A shape of `(a,b)` below means there are a total of `a` vectors (i.e sentences) in the dataset with all of them expressed in a "vocabulary space" of `b` dimensions.

The example below has 1663 sentences each represented as a vector in a "vocabulary space" of 27829 dimensions

In [25]:
X_train_counts = count_vect.fit_transform(twenty_train.data)
X_train_counts.shape

(1776, 31121)

In [26]:
len(count_vect.vocabulary_)

31121

## Transforming the count matrix to a normalised tf-idf representation

**tf-idf** means **term-frequency** times **inverse document-frequency**

The goal of using tf-idf instead of the raw frequencies of occurrence of a token in a given document is to scale down the impact of tokens that occur very frequently in a given corpus and that are hence empirically less informative. 

In [27]:
from sklearn.feature_extraction.text import TfidfTransformer

In [28]:
tfidf_transformer = TfidfTransformer()
X_train_tfidf = tfidf_transformer.fit_transform(X_train_counts)
X_train_tfidf.shape

(1776, 31121)

## Training the classifier with `MultinomialNB`

Try and recall bayes theorem from class 12 first. 

Naive Bayes classifiers assume that the value of a particular feature is independent of the value of any other feature. 

For example, a fruit may be considered to be an orange if it is orange, round, and about 10 cm in diameter. 

A naive Bayes classifier considers each of these features to contribute independently to the probability that this fruit is an orange, regardless of any possible correlations between the color, roundness, and diameter features.

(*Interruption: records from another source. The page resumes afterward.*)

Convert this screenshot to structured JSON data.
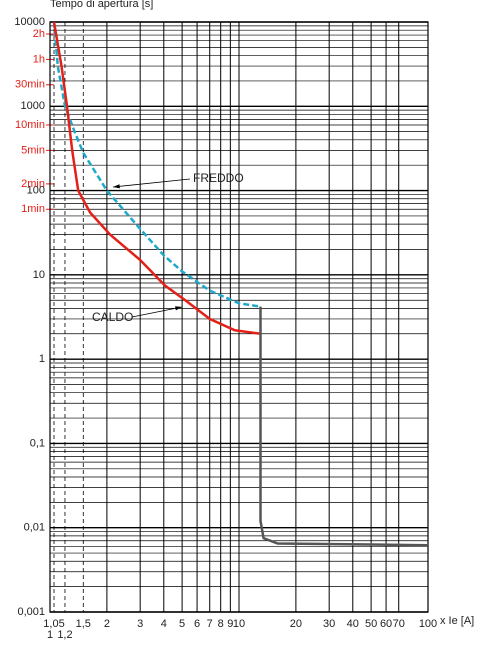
{
  "chart_data": {
    "type": "line",
    "title": "Tempo di apertura [s]",
    "x_label": "x Ie [A]",
    "log_x": true,
    "log_y": true,
    "grid": true,
    "xlim": [
      1,
      100
    ],
    "ylim": [
      0.001,
      10000
    ],
    "xticks": [
      1,
      {
        "value": 1.05,
        "label": "1,05"
      },
      {
        "value": 1.2,
        "label": "1,2"
      },
      {
        "value": 1.5,
        "label": "1,5"
      },
      2,
      3,
      4,
      5,
      6,
      7,
      8,
      9,
      10,
      20,
      30,
      40,
      50,
      60,
      70,
      100
    ],
    "yticks": [
      {
        "value": 0.001,
        "label": "0,001"
      },
      {
        "value": 0.01,
        "label": "0,01"
      },
      {
        "value": 0.1,
        "label": "0,1"
      },
      1,
      10,
      100,
      1000,
      10000
    ],
    "y_time_ticks": [
      {
        "value": 7200,
        "label": "2h"
      },
      {
        "value": 3600,
        "label": "1h"
      },
      {
        "value": 1800,
        "label": "30min"
      },
      {
        "value": 600,
        "label": "10min"
      },
      {
        "value": 300,
        "label": "5min"
      },
      {
        "value": 120,
        "label": "2min"
      },
      {
        "value": 60,
        "label": "1min"
      }
    ],
    "time_tick_color": "#e32119",
    "series": [
      {
        "name": "FREDDO",
        "color": "#1fa8c9",
        "dashed": true,
        "x": [
          1.05,
          1.1,
          1.2,
          1.35,
          1.5,
          2,
          3,
          4,
          5,
          7,
          10,
          13
        ],
        "values": [
          10000,
          3000,
          1000,
          500,
          280,
          100,
          35,
          17,
          11,
          6.5,
          4.6,
          4.2
        ]
      },
      {
        "name": "CALDO",
        "color": "#e32119",
        "dashed": false,
        "x": [
          1.05,
          1.15,
          1.23,
          1.31,
          1.41,
          1.63,
          2.08,
          3,
          4.05,
          5.2,
          7,
          9.5,
          13
        ],
        "values": [
          10000,
          3000,
          1000,
          300,
          100,
          55,
          30,
          15,
          7.5,
          5,
          3,
          2.2,
          2
        ]
      },
      {
        "color": "#555555",
        "dashed": false,
        "x": [
          13,
          13,
          13.5,
          16,
          100
        ],
        "values": [
          4.2,
          0.012,
          0.0075,
          0.0065,
          0.0062
        ]
      }
    ]
  }
}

Which is kind of equivalent to a super shallow neural network (I might be wrong). 


In [29]:
from sklearn.naive_bayes import MultinomialNB
clf = MultinomialNB().fit(X_train_tfidf, twenty_train.target)

In [34]:
docs_new = [
            'what if the moon is flat', 
            "By the pope!",
            "You picked the wrong house fool !",  
            "All we had to do, was follow the damn train, CJ!" 
            ]

X_new_counts = count_vect.transform(docs_new)
X_new_tfidf = tfidf_transformer.transform(X_new_counts)

predicted = clf.predict(X_new_tfidf)

for doc, category in zip(docs_new, predicted):
    print('%r => %s' % (doc, twenty_train.target_names[category]))



'what if the moon is flat' => sci.space
'By the pope!' => soc.religion.christian
'You picked the wrong house fool !' => soc.religion.christian
'All we had to do, was follow the damn train, CJ!' => soc.religion.christian


The model is definitely **not** the best you'll find, but it works on simple sentences.